Figure 4. Comparison of toluene adsorption capacities for BTBH-60 and CAC at various temperatures.

CONCLUSIONS

In this study, agricultural residues including raw BH, BTBH, RH, and PS were chosen to produce activated carbons. With adequate carbonization (400 °C for 1 hr) and 50% H₂O_(g)/50% N₂ steam activation (800 °C for 30–90 min), activated carbons with diverse characteristics can be developed. Mesoporous activated carbons are easily produced from grass husk precursors, including the BTBH, by increasing the activation time, confirming the feasibility of resource recovery of this biohydrogen generation waste.
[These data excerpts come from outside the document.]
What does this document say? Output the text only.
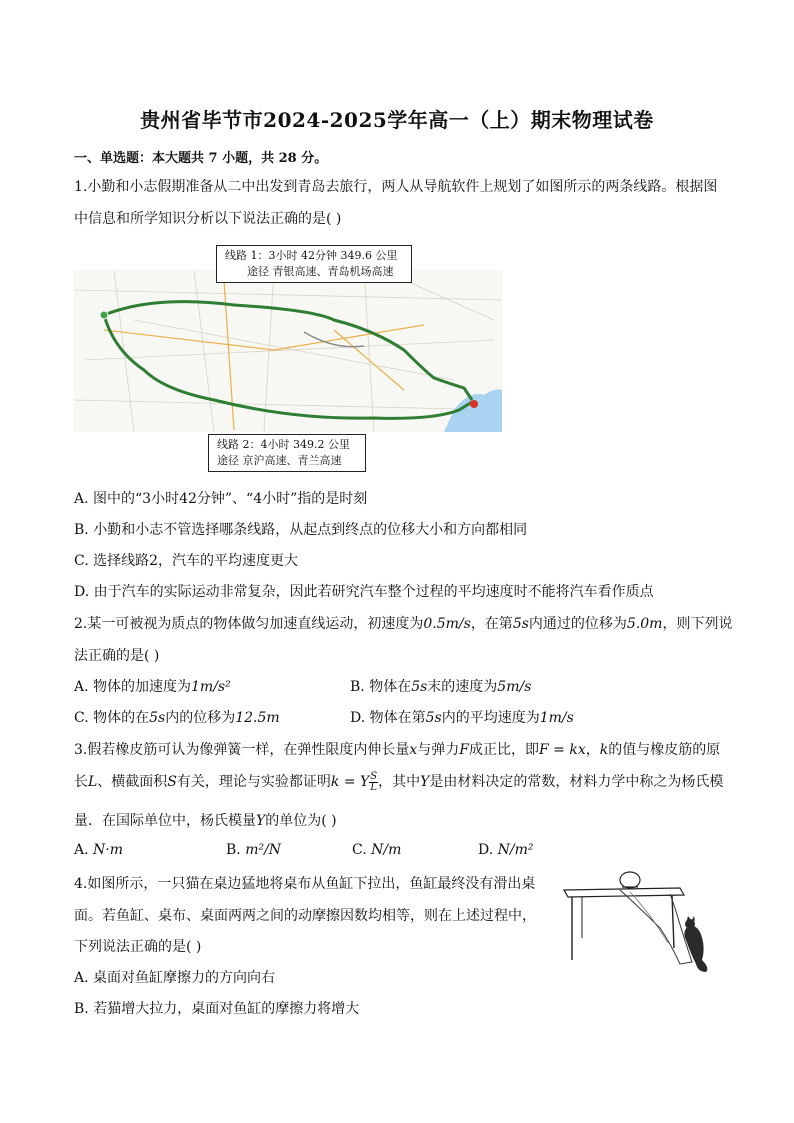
贵州省毕节市2024-2025学年高一（上）期末物理试卷
一、单选题：本大题共 7 小题，共 28 分。
1.小勤和小志假期准备从二中出发到青岛去旅行，两人从导航软件上规划了如图所示的两条线路。根据图
中信息和所学知识分析以下说法正确的是( )
线路 1：3小时 42分钟 349.6 公里
途径 青银高速、青岛机场高速
线路 2：4小时 349.2 公里
途径 京沪高速、青兰高速
A. 图中的“3小时42分钟”、“4小时”指的是时刻
B. 小勤和小志不管选择哪条线路，从起点到终点的位移大小和方向都相同
C. 选择线路2，汽车的平均速度更大
D. 由于汽车的实际运动非常复杂，因此若研究汽车整个过程的平均速度时不能将汽车看作质点
2.某一可被视为质点的物体做匀加速直线运动，初速度为0.5m/s，在第5s内通过的位移为5.0m，则下列说
法正确的是( )
A. 物体的加速度为1m/s²	B. 物体在5s末的速度为5m/s
C. 物体的在5s内的位移为12.5m	D. 物体在第5s内的平均速度为1m/s
3.假若橡皮筋可认为像弹簧一样，在弹性限度内伸长量x与弹力F成正比，即F = kx，k的值与橡皮筋的原
长L、横截面积S有关，理论与实验都证明k = Y $\frac{S}{L}$ ，其中Y是由材料决定的常数，材料力学中称之为杨氏模
量．在国际单位中，杨氏模量Y的单位为( )
A. N·m	B. m²/N	C. N/m	D. N/m²
4.如图所示，一只猫在桌边猛地将桌布从鱼缸下拉出，鱼缸最终没有滑出桌
面。若鱼缸、桌布、桌面两两之间的动摩擦因数均相等，则在上述过程中，
下列说法正确的是( )
A. 桌面对鱼缸摩擦力的方向向右
B. 若猫增大拉力，桌面对鱼缸的摩擦力将增大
The results from adsorption tests also showed that ARACs are more applicable to adsorb toluene at low concentration (<200 ppmv) and high temperature (>50 °C). The obtained data suggested that the tested ARAC appeared to be more applicable for VOC adsorption in a thermodynamically unfavorable environment as compared with the CAC sample. The adsorption tests also suggested that monolayer adsorption may occur on the surface of the ARAC because the adsorption data showed the best agreement with the Langmuir equation.

ACKNOWLEDGMENTS

The authors thank the National Science Council and Environmental Protection Agency of Taiwan, Republic of China (contracts NSC93-EPA-Z-327-002 and EPA-94-U1U4-04-007) for funding support. The opinions expressed in this paper are not necessarily those of the sponsors.